Prof. Robin Selinger, Advanced Materials and Liquid Crystal Institute, Kent State University

"Modeling shape transformations in liquid crystal elastomers: a machine learning approach to inverse design"

Abstract: Liquid Crystal Elastomers (LCE) are stimuli-responsive, programmable actuators that undergo shape-morphing in response to a change of temperature, illumination, or other environmental cues. The resulting actuation trajectory is programmed by patterning the nematic director field, e.g. by forming the sample between glass substrates with prescribed surface anchoring patterns. The two surfaces may have identical anchoring patterns; or if they are different, we determine the resulting complex microstructure by minimizing the Frank-Oseen free energy. Using a GPU-based finite element simulation developed in-house, we explore mechanisms by which LCE thin coatings give rise to stimulus-driven transformations in surface topography.
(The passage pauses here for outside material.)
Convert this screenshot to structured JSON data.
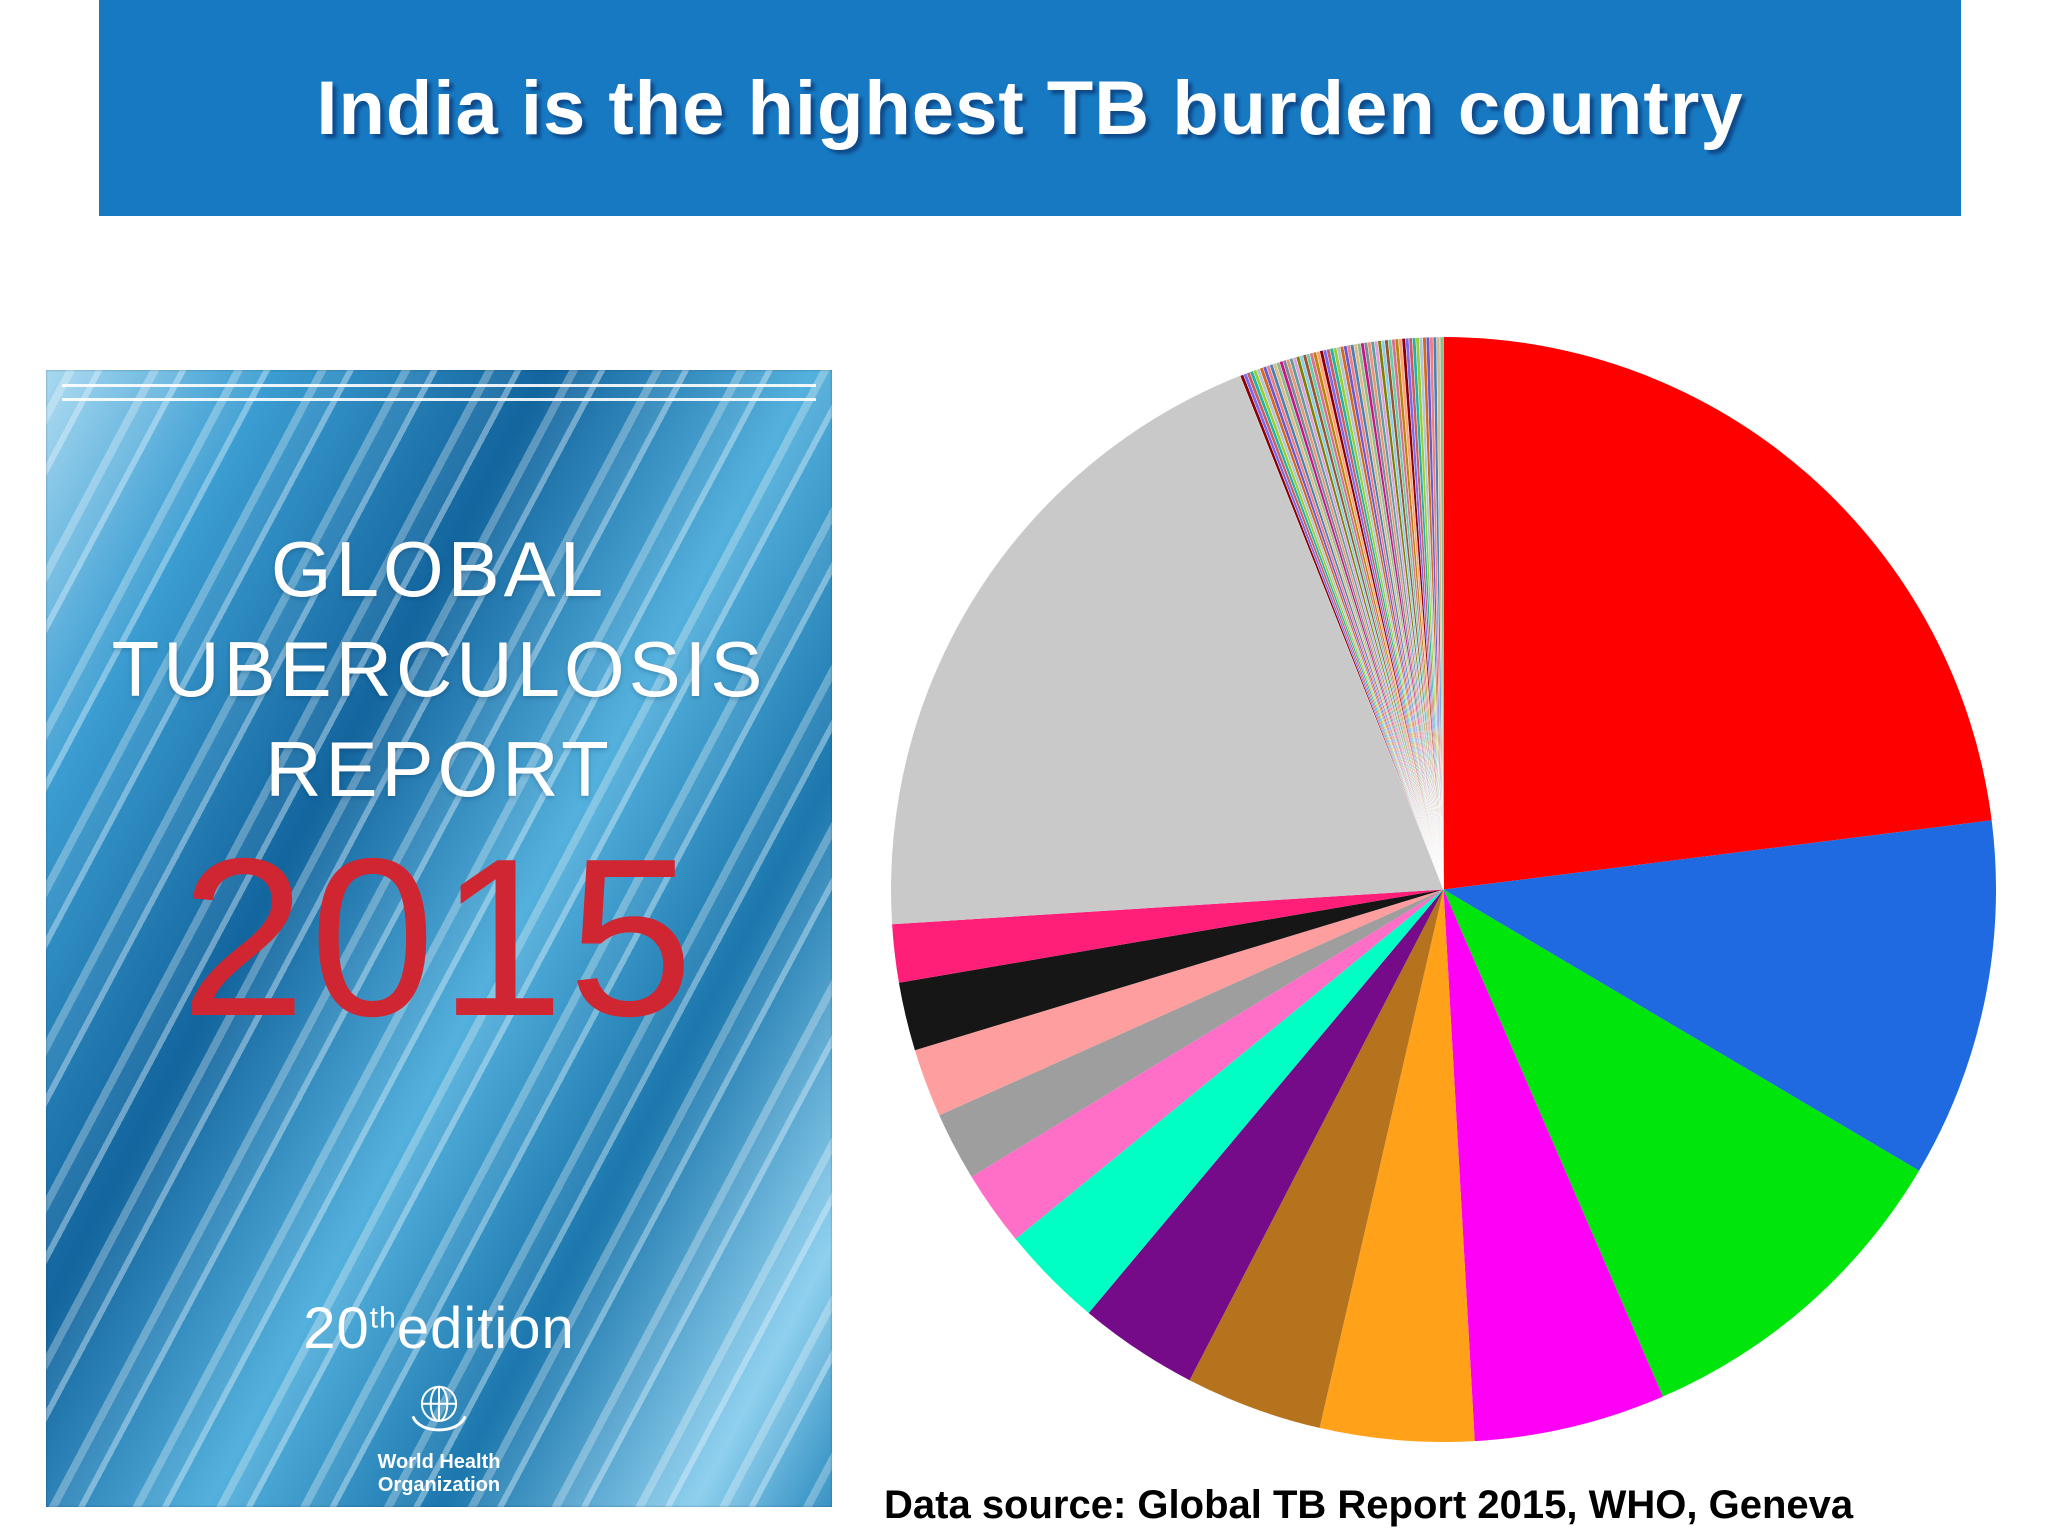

We investigate director microstructures containing arrays of topological defects and develop a machine learning algorithm to optimize the shape of resulting topological features, for instance to create a surface with suction cups like those of an octopus. In separate work, we describe our recent discovery that the Frank-Read source mechanism, which drives emission of concentric dislocation loops in crystalline solids, can likewise drive emission of disclination loops in a nematic liquid crystal. We discuss potential implications for controlling microstructural evolution in passive and active nematic liquid crystals.